И картина вырисовывалась окончательная и ужасающая. Помощник аптекаря, этот бледный, трясущийся юнец, был не просто случайным свидетелем или мелким соучастником. Он был тем самым исполнителем. Тот, чьи руки непосредственно творили все это зло.
Это он, под руководством Губермана, скорее всего, подмешивал яд в лекарства. Он знал свойства аконита, знал дозировки. Он же, как доверенное лицо, занимался подделкой записей в аптечных журналах, сводя баланс так, чтобы недостача была не заметна. И именно он, с его грубой серой тканью, зацепившейся на лестнице, был тем, кто столкнул бедную Агнию. Он был орудием. Руками Губермана и, возможно, эконома.
Он не был злым гением. Он был трусом. Запуганным мальчишкой, который оказался втянут в преступление и теперь боялся за свою шкуру. И это делало его еще более опасным. Загнанный в угол трус способен на что угодно.
Добравшись до дома, я рухнула на кровать, но сон не шел. Перед глазами стояло его испуганное лицо. Я почти что чувствовала запах страха, исходящий от него. И понимала, что он – самое слабое звено. Тот, кто может сломаться и все рассказать.
Утром, измученная и не спавшая, я выглянула в окно, чтобы проверить, не следит ли все еще за мной тот темный силуэт. Напротив было пусто. Но мое внимание привлекло движение у аптеки Губермана. Дверь приоткрылась, и из нее высунулся тот самый помощник. Он был до смерти бледен, глаза выпучены от ужаса. Он озирался по сторонам, словно за ним гнались.
Потом он заметил уличного мальчишку-газетчика, того самого, что обычно кричал на углу о свежих новостях. Помощник жестом подозвал его к себе, сунул ему в руку смятый клочок бумаги и что-то быстро прошептал. Мальчик кивнул и побежал.
Что-то внутри меня сжалось. Это было не похоже на обычное поручение. Слишком много страха, слишком много поспешности. Я, не раздумывая, выскочила из дома и быстрым шагом пошла за мальчишкой.
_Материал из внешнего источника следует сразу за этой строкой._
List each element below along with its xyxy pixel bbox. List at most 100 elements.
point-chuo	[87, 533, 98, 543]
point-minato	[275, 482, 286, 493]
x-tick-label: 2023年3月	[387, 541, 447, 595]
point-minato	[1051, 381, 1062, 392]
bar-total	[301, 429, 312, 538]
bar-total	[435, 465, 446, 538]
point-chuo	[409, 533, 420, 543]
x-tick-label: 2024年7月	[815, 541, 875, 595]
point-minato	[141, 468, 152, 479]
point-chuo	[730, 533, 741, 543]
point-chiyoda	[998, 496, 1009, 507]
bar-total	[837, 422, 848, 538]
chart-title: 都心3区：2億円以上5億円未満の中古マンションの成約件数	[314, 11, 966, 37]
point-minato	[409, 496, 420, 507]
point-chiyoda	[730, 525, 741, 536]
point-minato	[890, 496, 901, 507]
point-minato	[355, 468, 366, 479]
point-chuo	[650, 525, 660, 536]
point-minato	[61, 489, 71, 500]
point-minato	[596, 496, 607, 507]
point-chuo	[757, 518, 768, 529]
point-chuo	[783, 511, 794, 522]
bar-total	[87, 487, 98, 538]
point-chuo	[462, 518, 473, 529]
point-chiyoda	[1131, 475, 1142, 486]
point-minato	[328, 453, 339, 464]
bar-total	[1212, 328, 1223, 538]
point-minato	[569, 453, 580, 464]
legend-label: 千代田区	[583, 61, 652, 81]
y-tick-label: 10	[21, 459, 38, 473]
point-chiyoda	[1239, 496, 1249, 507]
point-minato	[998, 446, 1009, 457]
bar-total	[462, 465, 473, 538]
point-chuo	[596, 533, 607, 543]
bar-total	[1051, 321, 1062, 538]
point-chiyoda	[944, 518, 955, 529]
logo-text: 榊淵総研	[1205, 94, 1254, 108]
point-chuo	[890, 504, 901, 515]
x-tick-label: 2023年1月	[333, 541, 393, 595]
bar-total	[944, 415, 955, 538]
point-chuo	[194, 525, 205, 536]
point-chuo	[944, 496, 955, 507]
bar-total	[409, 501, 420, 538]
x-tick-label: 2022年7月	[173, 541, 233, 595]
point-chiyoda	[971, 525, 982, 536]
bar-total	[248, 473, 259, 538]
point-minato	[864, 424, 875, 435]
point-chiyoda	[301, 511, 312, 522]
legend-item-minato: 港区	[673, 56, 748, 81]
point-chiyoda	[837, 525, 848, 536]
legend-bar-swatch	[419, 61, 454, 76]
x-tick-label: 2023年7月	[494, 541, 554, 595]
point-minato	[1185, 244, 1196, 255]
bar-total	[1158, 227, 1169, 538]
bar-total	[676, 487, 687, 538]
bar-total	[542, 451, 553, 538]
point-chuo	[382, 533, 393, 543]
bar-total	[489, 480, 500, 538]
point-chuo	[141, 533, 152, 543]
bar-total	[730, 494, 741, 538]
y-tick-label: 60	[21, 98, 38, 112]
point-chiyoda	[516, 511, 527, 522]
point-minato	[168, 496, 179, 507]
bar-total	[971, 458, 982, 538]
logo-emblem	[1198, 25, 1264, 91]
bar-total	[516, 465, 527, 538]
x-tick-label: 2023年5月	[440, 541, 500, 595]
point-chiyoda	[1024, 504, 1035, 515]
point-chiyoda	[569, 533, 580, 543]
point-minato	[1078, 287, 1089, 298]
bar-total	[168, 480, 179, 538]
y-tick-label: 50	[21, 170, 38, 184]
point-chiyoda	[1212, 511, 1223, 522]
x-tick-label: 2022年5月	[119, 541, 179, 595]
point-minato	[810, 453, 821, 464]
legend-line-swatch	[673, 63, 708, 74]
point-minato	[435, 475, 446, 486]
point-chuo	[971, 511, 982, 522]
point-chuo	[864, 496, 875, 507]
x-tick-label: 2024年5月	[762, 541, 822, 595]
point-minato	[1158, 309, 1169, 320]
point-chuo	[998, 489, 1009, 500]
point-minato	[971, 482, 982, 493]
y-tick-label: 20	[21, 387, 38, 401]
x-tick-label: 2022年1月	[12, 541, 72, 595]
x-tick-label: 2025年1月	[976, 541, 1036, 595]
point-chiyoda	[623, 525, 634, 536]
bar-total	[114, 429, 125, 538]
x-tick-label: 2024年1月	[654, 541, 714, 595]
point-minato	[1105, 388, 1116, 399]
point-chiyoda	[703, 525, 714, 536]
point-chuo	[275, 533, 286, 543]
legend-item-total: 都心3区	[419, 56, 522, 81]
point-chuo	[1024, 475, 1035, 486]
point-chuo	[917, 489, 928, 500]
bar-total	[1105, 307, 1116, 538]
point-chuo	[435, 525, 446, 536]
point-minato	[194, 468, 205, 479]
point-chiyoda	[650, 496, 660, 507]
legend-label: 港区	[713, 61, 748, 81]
Он направлялся в сторону рынка.
– Эй, мальчик! – окликнула я его, когда он свернул в переулок.
Он обернулся, удивленно посмотрел на меня.
– Дай-ка я посмотрю, что тебе передали, – сказала я, стараясь говорить твердо, хотя сама дрожала.
– А вам зачем? – насупился он.
Я достала из кармана монету – побольше, чем он обычно зарабатывал за день, и сунула ему в руку.
– Это за труды. А записку – мне.
Мальчик на мгновение задумался, посмотрел на монету, потом на меня, пожал плечами и отдал смятый клочок бумаги. Потом развернулся и убежал.
Я развернула записку. Бумага была дешевой, почерк – неровным, торопливым. На ней было всего два слова, но они заставили мое сердце упасть куда-то в пятки.
«Спасайся. Все кончено.»
Это было послание от помощника. Кому? Наверное, своему сообщнику, эконому. Или, может быть, кому-то еще. Но суть была ясна. Он понимал, что игра проиграна. Он паниковал. И его паника была для меня одновременно и возможностью, и смертельной угрозой. Сломленный сообщник мог либо все рассказать, либо совершить что-то отчаянное. И теперь мне нужно было найти его, пока он не исчез или пока Губерман не заставил его замолчать навсегда.